Alors que Paul Biya séjourne en Suisse depuis juin, Jeune Afrique rapporte que Ferdinand Ngoh Ngoh occupe, à Yaoundé, un rôle que le média qualifie de quasi-« régent ». Une source proche du dossier confie à Jeune Afrique que la principale activité de Samuel Mvondo Ayolo, au-delà de la gestion du quotidien présidentiel à Genève, consiste précisément à surveiller le clan Ngoh Ngoh, pour s'assurer qu'aucune décision importante ne puisse être prise sans l'aval personnel de Paul Biya. Les deux hommes, selon Jeune Afrique, entretiennent des réseaux antagonistes jusque dans les rangs du gouvernement de Joseph Dion Ngute.

Un rapprochement stratégique avec Franck Biya

Jeune Afrique note également que Samuel Mvondo Ayolo se serait, au fil du temps, rapproché de Franck Biya, le fils du président, qui ne cache plus ses ambitions pour la vice-présidence.
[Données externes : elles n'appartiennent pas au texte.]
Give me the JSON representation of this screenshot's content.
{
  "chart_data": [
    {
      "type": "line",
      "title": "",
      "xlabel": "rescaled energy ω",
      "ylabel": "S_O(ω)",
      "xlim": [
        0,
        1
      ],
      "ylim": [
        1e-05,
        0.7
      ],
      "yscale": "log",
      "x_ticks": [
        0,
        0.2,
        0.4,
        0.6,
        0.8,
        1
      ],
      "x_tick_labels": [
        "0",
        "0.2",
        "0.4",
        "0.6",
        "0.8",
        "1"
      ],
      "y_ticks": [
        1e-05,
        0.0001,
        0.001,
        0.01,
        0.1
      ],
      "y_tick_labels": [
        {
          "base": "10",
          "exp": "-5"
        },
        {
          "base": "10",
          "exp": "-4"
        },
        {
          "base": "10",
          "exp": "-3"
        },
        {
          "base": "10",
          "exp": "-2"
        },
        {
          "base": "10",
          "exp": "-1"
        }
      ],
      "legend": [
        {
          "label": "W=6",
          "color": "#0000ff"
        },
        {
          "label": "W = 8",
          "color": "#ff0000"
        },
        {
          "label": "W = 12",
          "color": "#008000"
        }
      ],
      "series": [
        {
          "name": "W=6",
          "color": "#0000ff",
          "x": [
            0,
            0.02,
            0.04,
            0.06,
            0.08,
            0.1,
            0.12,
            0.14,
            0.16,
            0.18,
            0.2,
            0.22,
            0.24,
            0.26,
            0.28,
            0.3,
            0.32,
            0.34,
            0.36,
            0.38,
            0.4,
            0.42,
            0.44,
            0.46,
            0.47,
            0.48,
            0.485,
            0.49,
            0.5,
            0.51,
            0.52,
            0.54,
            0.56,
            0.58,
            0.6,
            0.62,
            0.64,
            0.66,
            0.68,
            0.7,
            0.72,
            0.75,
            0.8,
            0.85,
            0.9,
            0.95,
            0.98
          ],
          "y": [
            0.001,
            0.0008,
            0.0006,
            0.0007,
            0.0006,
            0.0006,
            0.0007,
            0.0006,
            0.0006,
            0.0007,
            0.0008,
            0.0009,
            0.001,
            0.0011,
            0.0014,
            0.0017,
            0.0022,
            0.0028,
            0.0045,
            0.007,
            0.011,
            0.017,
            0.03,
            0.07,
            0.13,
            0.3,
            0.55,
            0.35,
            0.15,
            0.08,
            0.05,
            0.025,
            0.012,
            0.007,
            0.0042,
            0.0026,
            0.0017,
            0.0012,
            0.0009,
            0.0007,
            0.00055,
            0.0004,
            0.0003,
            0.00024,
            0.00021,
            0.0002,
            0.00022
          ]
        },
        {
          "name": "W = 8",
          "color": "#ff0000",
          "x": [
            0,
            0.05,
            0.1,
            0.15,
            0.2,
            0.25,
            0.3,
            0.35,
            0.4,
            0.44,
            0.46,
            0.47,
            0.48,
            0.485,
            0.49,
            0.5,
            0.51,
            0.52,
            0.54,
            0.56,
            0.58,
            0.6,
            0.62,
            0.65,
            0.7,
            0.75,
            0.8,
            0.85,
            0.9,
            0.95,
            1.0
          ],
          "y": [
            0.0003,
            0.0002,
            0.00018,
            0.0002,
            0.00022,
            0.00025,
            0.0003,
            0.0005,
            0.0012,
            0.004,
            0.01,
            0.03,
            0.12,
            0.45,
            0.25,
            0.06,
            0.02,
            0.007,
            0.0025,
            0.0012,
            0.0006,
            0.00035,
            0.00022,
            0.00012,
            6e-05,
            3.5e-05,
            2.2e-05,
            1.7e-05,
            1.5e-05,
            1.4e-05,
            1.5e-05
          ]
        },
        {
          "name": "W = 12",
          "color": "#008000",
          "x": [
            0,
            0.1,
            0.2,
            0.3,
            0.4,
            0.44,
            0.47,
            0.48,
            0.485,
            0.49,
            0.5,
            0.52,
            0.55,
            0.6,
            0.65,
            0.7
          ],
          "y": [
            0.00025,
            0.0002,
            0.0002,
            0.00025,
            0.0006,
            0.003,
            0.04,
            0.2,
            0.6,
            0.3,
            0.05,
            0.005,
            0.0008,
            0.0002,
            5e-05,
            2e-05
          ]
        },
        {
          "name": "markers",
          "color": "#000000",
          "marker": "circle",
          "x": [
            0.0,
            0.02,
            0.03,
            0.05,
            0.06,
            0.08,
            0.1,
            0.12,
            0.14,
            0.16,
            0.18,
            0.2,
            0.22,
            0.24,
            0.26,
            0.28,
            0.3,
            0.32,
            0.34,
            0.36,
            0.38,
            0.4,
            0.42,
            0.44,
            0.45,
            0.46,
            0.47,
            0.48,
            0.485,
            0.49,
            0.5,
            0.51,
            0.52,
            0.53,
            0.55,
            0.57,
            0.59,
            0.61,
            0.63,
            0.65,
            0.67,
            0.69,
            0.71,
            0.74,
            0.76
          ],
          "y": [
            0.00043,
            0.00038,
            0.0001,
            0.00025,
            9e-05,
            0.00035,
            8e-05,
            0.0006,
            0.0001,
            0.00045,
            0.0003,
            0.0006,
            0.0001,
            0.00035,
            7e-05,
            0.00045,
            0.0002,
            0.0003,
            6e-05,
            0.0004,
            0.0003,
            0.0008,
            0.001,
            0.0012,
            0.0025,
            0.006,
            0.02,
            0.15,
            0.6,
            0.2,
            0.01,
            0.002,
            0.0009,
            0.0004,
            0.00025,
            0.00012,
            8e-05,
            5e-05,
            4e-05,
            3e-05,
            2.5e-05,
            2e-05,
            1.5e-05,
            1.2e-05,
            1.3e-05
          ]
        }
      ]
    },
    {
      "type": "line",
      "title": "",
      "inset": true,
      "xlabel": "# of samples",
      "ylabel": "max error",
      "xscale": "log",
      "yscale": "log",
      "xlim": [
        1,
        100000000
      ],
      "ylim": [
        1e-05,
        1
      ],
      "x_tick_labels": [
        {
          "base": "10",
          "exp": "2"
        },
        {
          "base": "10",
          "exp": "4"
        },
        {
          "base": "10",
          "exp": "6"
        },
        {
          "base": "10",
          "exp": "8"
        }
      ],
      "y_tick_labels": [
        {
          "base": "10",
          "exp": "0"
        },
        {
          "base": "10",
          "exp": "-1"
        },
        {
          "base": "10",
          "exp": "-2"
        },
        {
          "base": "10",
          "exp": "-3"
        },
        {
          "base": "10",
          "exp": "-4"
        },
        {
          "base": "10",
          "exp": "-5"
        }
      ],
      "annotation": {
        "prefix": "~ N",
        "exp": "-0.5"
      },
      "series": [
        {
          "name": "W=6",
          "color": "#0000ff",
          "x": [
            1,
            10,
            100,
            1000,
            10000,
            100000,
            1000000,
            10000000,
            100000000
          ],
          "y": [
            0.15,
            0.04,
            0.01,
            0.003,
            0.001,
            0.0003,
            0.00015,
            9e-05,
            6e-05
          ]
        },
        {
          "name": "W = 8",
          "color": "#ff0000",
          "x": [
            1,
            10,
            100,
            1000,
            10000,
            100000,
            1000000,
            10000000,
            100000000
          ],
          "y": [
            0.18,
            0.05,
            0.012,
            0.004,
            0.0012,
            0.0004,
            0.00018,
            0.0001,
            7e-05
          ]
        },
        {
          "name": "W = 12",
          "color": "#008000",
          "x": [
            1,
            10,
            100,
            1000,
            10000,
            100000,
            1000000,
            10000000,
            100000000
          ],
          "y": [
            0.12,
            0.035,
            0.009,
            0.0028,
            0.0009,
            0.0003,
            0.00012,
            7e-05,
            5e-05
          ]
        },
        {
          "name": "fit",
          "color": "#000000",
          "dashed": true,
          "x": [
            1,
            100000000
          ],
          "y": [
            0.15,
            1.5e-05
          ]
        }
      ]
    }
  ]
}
Un rapprochement qui pourrait, selon le média, redessiner les alliances dans la perspective d'une transition, Samuel Mvondo Ayolo étant décrit par un proche comme quelqu'un ayant longtemps cherché à se maintenir « au-dessus de la mêlée », avant d'être, selon les mots mêmes de cette source rapportée par Jeune Afrique, « forcé de descendre dans l'arène, là où la guerre des clans fait rage ».



Ces éléments, documentés par Jeune Afrique, dessinent une opposition entre deux hommes dont les rôles institutionnels se complètent en théorie, mais dont les intérêts claniques divergent en pratique — une configuration qui, selon le média, pourrait peser lourd dans les arbitrages à venir sur la succession de Paul Biya.